Built between 1706 and 1710, Fort George is considered the most important historical structure in St. George’s for its part in all the political and military changes that took place on the island over the last three hundred years. Originally named Fort Royal, it was renamed Fort George in 1763, in honour of King George III when the British took possession of the island.
It is a bastion tracer fort, which means that each level can give covering fire for the next level. It also exhibits characteristics of classic European fortifications such as a parade, barracks, a guardroom, gunpowder magazine, water cistern, Sally port, cannons and firing galleries. Since being built it has been in constant use in one form or another. Today it is home to the headquarters of the Royal Grenada Police Force but in the past it was the scene of fierce contention between the French and British who fought for control of the island.
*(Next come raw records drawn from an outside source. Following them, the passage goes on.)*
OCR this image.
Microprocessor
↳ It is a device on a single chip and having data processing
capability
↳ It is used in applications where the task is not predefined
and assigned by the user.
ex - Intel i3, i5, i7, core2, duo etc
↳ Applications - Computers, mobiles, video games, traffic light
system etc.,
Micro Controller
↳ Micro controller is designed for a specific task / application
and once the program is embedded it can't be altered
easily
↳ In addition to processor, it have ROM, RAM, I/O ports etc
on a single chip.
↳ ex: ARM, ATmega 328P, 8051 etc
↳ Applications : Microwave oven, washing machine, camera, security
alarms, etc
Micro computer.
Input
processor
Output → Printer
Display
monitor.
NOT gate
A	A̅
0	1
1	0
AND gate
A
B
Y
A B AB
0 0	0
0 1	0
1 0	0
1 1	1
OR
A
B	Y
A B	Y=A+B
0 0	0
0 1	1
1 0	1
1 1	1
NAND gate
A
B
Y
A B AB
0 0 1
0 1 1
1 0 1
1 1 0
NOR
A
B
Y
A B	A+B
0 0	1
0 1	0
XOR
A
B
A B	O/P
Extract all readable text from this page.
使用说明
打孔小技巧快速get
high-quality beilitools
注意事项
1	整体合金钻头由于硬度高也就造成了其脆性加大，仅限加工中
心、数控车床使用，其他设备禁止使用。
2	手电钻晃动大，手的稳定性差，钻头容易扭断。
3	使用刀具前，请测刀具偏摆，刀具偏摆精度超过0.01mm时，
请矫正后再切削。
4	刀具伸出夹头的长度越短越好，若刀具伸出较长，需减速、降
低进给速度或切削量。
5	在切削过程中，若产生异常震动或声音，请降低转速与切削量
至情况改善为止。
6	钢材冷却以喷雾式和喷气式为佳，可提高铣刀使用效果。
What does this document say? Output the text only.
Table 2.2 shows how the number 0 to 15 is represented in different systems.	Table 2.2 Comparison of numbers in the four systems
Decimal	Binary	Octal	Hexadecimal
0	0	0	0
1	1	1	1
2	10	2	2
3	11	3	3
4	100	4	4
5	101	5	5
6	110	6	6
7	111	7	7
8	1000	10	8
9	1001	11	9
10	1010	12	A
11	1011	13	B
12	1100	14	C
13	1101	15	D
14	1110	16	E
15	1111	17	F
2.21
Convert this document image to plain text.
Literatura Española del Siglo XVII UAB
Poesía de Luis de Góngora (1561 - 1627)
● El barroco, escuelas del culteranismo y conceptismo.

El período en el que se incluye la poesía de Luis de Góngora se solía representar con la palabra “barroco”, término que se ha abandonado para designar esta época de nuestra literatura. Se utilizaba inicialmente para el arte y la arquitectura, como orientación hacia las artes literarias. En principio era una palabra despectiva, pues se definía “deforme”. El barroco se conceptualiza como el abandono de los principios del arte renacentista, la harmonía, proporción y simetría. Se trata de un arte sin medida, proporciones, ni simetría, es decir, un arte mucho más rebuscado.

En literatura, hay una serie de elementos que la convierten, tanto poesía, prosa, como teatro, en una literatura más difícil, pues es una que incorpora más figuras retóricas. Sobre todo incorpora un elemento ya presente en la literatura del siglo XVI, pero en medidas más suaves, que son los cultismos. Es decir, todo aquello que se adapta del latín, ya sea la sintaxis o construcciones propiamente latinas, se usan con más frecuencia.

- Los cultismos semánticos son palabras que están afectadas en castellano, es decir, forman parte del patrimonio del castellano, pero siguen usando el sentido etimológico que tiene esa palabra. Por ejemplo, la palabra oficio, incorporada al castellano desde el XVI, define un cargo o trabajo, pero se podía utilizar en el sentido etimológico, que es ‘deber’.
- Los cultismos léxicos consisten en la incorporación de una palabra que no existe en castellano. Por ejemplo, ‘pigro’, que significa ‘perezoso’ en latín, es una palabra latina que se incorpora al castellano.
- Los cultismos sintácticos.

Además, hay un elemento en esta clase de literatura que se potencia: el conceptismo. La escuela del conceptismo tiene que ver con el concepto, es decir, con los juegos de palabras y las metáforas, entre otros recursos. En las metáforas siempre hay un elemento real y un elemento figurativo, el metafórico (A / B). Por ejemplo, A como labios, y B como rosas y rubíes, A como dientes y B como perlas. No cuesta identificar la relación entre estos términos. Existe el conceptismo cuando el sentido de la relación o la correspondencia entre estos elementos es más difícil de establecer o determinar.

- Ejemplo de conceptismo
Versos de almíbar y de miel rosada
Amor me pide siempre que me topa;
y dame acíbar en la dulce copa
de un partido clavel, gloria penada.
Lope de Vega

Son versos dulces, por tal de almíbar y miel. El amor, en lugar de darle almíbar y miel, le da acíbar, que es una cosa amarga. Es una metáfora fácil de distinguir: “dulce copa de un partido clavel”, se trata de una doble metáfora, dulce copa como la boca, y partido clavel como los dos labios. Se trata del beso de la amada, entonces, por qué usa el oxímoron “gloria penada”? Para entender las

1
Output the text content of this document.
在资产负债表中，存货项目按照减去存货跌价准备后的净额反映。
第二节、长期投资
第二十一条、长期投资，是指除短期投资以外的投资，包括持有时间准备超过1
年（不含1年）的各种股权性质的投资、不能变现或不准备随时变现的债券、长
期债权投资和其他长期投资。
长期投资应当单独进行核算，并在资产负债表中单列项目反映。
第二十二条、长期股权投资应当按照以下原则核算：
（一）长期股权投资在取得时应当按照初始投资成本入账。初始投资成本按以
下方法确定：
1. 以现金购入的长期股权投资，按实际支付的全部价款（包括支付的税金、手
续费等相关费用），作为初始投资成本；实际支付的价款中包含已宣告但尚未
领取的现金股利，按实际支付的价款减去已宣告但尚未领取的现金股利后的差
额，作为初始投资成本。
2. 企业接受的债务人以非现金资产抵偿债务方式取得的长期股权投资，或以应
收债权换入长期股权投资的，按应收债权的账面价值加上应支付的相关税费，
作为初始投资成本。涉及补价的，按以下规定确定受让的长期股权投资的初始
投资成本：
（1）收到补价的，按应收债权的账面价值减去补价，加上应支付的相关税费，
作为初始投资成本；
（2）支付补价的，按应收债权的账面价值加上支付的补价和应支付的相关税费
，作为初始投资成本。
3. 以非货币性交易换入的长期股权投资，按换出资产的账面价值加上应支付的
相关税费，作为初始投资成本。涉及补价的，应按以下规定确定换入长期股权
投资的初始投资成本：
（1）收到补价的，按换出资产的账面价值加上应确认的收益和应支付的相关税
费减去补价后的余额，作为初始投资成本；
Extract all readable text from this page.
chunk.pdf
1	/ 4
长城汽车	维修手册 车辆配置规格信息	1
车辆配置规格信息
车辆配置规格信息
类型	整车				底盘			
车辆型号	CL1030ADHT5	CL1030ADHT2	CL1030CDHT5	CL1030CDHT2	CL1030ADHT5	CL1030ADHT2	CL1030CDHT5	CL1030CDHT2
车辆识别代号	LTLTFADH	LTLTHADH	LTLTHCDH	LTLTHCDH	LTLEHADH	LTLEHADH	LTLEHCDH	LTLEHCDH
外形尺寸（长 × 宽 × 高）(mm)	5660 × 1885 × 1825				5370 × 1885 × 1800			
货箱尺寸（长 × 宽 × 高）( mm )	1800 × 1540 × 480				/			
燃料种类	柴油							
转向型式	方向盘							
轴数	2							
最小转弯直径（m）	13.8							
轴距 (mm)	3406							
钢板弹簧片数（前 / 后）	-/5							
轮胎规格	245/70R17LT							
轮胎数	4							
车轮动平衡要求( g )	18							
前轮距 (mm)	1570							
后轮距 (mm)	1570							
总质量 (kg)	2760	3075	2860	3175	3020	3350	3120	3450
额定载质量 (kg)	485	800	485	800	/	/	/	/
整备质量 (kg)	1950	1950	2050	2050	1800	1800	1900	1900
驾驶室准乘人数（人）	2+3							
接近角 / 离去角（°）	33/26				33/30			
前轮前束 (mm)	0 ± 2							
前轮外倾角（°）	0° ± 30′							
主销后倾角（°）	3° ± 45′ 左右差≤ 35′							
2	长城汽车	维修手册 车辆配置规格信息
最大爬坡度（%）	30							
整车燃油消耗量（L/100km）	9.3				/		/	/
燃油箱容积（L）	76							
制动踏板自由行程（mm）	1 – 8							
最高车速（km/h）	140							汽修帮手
The Fort was also the site of the end to the Grenada Revolution on October 19, 1983.
Fort George serves up unmatched sweeping views of the Town of St. George, the harbour, southern coastline and the ocean. Much of its elaborate colonial structure remains intact, and part of the pleasure of a visit is rambling around the passages and stairs of the ancient stone fortifications. Fort George still maintains a battery of old cannons, which are excellent for fun photos to remember your trip.
Getting there is quite easy, as there is access from next to the exit to the Sendall tunnel via steps, or the main road which continues on to the General Hospital.